Labor Commissioner Josh Dobson released the following statement regarding Black History Month:
“This year’s theme for Black History Month, Black Health and Wellness, recognizes the significant contributions of Black workers in the medical field and is especially relevant given the ongoing COVID-19 pandemic and the heroic and steadfast actions of our medical professionals.
I sincerely appreciate the dedication and commitment of Black workers, many of whom served and are continuing to serve in essential jobs throughout the pandemic – doctors, nurses, home health care assistants, food processing workers, agricultural and grocery store workers.
The N.C. Department of Labor exists to protect the health and safety of all workers, but periodically considering and honoring the contributions of specific populations is also important. The Black community has experienced a long, dark history of exploitation and marginalization. Though our state and nation have made great progress, we have more work to do, and I am committed to collaborating with all groups and listening to all voices.

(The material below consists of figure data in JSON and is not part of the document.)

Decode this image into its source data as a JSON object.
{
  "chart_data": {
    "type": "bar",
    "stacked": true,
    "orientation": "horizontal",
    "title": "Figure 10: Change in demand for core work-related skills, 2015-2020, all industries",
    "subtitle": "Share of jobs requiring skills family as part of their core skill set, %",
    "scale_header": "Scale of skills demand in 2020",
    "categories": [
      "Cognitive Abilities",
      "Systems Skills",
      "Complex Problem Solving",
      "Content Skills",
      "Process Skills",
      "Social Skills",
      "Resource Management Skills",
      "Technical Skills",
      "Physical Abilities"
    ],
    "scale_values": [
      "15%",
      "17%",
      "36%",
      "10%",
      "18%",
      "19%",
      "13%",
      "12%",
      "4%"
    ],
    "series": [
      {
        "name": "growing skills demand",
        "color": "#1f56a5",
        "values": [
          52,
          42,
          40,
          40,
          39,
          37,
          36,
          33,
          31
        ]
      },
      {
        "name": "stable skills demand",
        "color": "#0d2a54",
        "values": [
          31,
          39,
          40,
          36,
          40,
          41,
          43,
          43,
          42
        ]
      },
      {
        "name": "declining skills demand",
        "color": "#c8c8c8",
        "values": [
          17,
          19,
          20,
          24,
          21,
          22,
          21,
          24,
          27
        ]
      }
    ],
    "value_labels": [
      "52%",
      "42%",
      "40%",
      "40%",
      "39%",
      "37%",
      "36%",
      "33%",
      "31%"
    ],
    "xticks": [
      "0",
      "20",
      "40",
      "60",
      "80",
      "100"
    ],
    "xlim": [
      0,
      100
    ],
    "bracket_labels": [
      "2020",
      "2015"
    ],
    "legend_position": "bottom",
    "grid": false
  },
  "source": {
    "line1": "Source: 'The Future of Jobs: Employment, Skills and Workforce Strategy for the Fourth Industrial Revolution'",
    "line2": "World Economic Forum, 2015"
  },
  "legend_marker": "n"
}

Our state cannot continue to thrive without placing equal value on the skills, knowledge and experiences of all North Carolina workers. If we devalue the role of any group, we are simply and unfortunately limiting our state’s potential achievements. While it is important to remember the contributions of widely known Black leaders, it is no less critical to recognize the countless workers who unassumingly perform essential jobs every day, but who may not be remembered in a newspaper or history book.
I am happy to partner with a statewide coalition of labor organizations that have raised Black worker issues and continue to advocate for policies that support the Black community.”